Extra Help vs. Main Instructor

The biggest difference between tutoring and teaching is that typically—both online and in the real world—tutoring is meant to provide a student with extra help in a subject that the student is being taught by someone else. Though some online tutors can provide extensive instruction, they are generally seen as offering clarification on specific skills that the student is falling behind on.

Teachers, on the other hand, are required by their school to present an entire portion of a curriculum over a semester or year of classes. They can't just focus on bits and pieces of the required material that the student has requested help on.

That means teachers must find a way to reach all of the students in the class, with their varying abilities and motivations. Tutors have what might be considered the comparative luxury of dealing with students who are motivated to learn. They can also use the best method for tutoring an individual student based on how the student is most easily able to learn new material.

All of the preceding is not intended to suggest that online teachers don't or won't help students one-one-one on specific topics.
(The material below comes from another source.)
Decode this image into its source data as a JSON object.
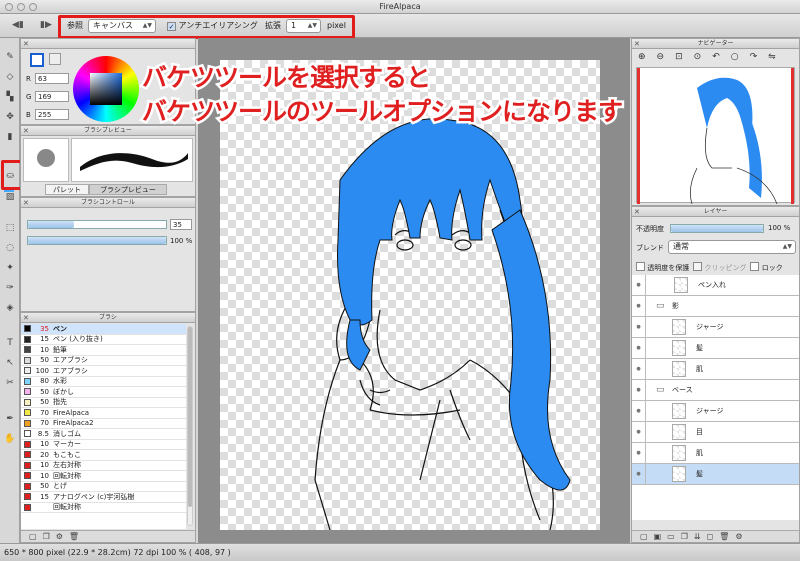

That's something teachers can do, but for online tutors, it's their key job responsibility.

Test Preparation

Online tutors may offer test preparation help for the SAT, ACT, GRE, GMAT, MCAT, and other college-entrance tests either on their own or through a test prep company. In fact, a lot of tutors make their living this way. Teachers are less likely to offer this service.

Qualifications

Another difference is in the requirements employers establish or clients expect for the jobs. Those applying for online teaching jobs usually need the same qualifications as in-classroom teachers, meaning they must have teaching certification. A bachelor's degree is a bare minimum, but many will also need a master's degree or even a doctorate if they are teaching at the college level.

Requirements for online tutoring jobs vary. Sometimes only a four-year college degree in the subject you tutor is required, so long as you have experience in tutoring. Some employers look for a master's degree in your subject area, and may also look for certification as a tutor.

A tutor may be able to get away with fewer qualifications if they are really good at what they do and can gain new clients through word of mouth.

Compensation

Online teaching is generally a more lucrative occupation if you are a full-time faculty member of the school; many online teachers, however, work as adjuncts at multiple schools.

Some tutoring positions are part-time. And while some companies pay online tutors by the hour, many only offer a platform to connect students and tutors and then collect from the tutor a percentage of the fees charged.

Tutors may also advertise their services and obtain their own students without the help of a company's platform. These tutors will probably have to spend money on marketing themselves, but they'll be able to keep all the money their students pay them.

Type of Connection

Tutors typically connect with students “face-to-face” via teleconferencing. Online teachers, particularly those at the college level, may teach an asynchronous course, meaning that the teacher and the students work at different times and do not meet face-to-face. They interact via email and discussion boards and through feedback on assignments.

Because both online teachers and tutors work with students remotely, their students may not feel as close a personal connection as they would if they were being taught or tutored in person.

Type of Students

Finally, one similarity between online teachers and tutors is that they both tend to focus on one age group. Like teachers, tutors may work with children as young as kindergarten or even preschool age. Many more, however, work with students attending a high school or college.